“At this stage, it is difficult to precisely determine the delays for vaccine approval, because we still do not have all of the data and rolling reviews are still ongoing,” the agency said in a statement to the AFP news agency.
“Depending on the progress of the review, the EMA could indeed be in a position of concluding evaluation of the most advanced [vaccine] candidates towards the end of this year or the beginning of next year.”
For standard medicines, the agency’s timeline for evaluation and potential approval lasts a maximum of 120 days.
The accelerated procedure known as the rolling review, currently used for all Covid-19-related drugs, allows the EMA to assess data as it becomes available throughout the ongoing research and development stages and before manufacturers formally apply for a review.
The vaccine candidates of Pfizer/BioNTech, Oxford/AstraZeneca and Moderna, all three of whom have recently announced higher than average efficacy rates for their respective jabs, are all under the EMA’s rolling review procedure.

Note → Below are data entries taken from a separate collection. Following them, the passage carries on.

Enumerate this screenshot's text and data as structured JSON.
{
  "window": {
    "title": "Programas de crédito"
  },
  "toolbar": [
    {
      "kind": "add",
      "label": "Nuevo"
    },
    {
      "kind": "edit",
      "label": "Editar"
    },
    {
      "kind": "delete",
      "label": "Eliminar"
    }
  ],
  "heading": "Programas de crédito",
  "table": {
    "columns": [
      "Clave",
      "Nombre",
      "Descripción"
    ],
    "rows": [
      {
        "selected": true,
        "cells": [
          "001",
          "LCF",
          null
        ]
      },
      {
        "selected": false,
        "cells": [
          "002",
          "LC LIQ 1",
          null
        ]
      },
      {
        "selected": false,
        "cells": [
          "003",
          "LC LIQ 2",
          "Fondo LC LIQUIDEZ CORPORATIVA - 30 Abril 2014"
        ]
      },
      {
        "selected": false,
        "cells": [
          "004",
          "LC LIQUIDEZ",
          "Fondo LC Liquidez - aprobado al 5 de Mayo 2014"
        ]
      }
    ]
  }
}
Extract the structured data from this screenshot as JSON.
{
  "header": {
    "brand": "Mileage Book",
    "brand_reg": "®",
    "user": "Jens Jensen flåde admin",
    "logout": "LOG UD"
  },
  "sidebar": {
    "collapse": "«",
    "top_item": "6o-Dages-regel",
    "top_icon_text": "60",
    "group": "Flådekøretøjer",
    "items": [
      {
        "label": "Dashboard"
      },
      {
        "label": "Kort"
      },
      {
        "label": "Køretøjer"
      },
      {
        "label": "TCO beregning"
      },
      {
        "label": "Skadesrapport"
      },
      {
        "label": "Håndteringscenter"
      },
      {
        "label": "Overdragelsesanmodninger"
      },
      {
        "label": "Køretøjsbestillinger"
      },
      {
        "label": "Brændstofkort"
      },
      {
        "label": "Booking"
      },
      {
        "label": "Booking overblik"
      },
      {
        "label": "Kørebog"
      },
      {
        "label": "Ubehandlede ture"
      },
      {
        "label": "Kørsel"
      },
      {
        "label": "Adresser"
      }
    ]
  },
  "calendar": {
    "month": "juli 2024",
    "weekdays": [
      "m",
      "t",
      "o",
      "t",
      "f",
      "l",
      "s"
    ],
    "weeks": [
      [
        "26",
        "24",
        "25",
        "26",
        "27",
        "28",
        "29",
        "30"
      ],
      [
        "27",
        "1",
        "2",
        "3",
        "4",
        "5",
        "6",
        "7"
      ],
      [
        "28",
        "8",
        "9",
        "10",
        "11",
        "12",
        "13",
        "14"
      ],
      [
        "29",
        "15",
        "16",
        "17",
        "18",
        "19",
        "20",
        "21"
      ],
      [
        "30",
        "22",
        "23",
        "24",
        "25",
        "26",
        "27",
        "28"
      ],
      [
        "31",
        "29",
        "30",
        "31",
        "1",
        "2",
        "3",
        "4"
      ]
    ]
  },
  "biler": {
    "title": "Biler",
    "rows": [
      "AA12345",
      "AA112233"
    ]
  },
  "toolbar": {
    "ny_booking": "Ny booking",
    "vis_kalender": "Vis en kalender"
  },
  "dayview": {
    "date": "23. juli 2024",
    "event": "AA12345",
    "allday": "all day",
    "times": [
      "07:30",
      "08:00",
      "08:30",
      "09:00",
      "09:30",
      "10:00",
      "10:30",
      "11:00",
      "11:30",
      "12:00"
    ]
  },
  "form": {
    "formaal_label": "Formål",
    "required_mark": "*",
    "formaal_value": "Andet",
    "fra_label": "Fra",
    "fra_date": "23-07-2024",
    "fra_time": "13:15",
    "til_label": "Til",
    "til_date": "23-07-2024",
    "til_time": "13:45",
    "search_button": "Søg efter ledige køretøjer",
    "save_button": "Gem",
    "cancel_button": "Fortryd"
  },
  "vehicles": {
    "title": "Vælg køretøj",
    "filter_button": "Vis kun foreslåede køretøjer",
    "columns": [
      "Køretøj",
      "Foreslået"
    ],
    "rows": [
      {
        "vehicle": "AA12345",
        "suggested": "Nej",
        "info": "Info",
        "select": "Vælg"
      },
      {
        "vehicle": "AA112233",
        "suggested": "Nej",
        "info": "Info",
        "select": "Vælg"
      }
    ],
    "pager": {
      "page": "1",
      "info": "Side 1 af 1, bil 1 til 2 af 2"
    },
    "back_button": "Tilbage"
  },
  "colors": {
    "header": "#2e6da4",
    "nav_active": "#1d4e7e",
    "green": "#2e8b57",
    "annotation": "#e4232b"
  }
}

AstraZeneca on Monday became the latest of the three manufacturers to announce that its vaccine was 70 to 90% effective.
While the efficacy rates announced by the multinational are lower than those of its competitors, AstraZeneca’s shot offers the advantage of using conventional development method, making their vaccine cheaper and easier to stock and transport.
Both Pfizer/BioNTech and Moderna used experimental mRNA technology to develop their vaccine, and last week came out with news that their vaccine candidates were 90% effective against the new coronavirus.